Because of my folks warnings and disparagements about bars and the Happy Hour Tavern in particular, I became a bit obsessed with the place, wondering what went on in there. I imagined men brawling and women taking off their clothes, and I vowed to myself that I would one day, when old enough, go in there and see what it was like inside.

My parents would never hang out at a place like the Happy Hour Tavern. If my old man hung out there he probably would have gotten his ass kicked, so it’s just as well he stayed at home tea totaling his Manhattan Coffee Soda. Short Jewish college professors like him were not really the kind of dudes who hung out in places like the Happy Hour Tavern back in the day, or these days either. I stopped to get a sandwich at the deli next door to The Happy Hour Tavern and as I sat in my car about to eat that sandwich, I saw dudes coming and going from that bar and hanging out front. These were some pretty rough lookin’ dudes.

(What is it about Levittown anyway? There always seems to have been a lot of bad-asses there. And I live in BROOKLYN, so I KNOW bad-ass when I see it.)

So, anyway, my parents whole “jews don’t drink” thing went out the window with their baby boy. I grew up and I drink. Beer, wine, tequila. Whatcha got? So much for the sober Jews theory.

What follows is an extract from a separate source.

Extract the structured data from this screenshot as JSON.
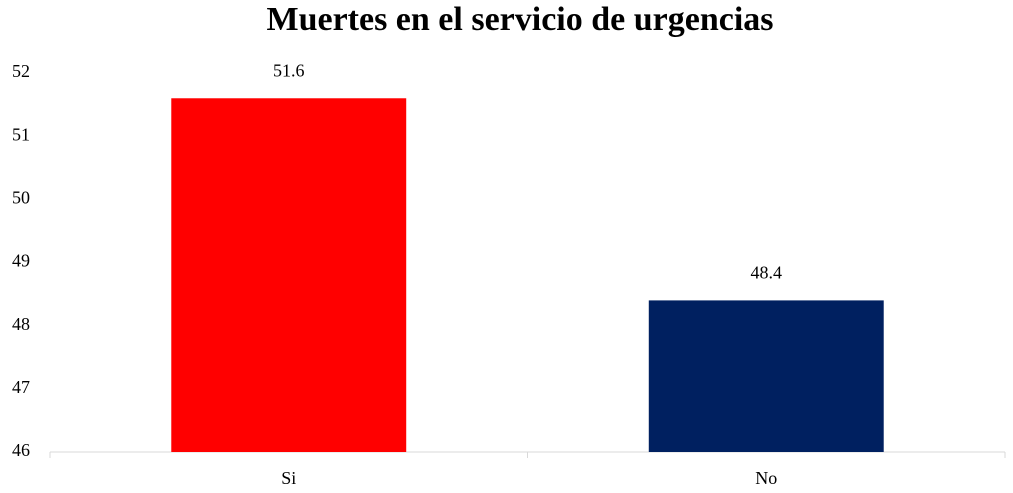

So there I was. In town just for the day to get something out of storage. A grown man. No stranger to distilled spirits. Sitting in my car in front of the forbidden Happy Hour Tavern finishing my sandwich and thinking, “I could finish my sandwich, and then I could GO IN THERE and get a drink. No one could stop me, not my now dead father. Not my frail mother in Florida, NO ONE. I am an adult now and nothing will stop me from going in their to that bar and see the men brawling and the women taking off their clothes!”

So I finished my sandwich, took a deep breath…..and…then started my car and drove home to Brooklyn. We’ve got our own bars there, where I can go get a drink with the locals from my hood. I guess, ultimately, some things, and some places, maybe should best be left as mysteries. And for me, The Happy Hour Tavern will always be a place of unseemly danger and mystery, and maybe that is the best gift I can give to it, and my childhood memory of it.

Happy Hour Tavern Archaeological Site. Levittown, Pennsylvania.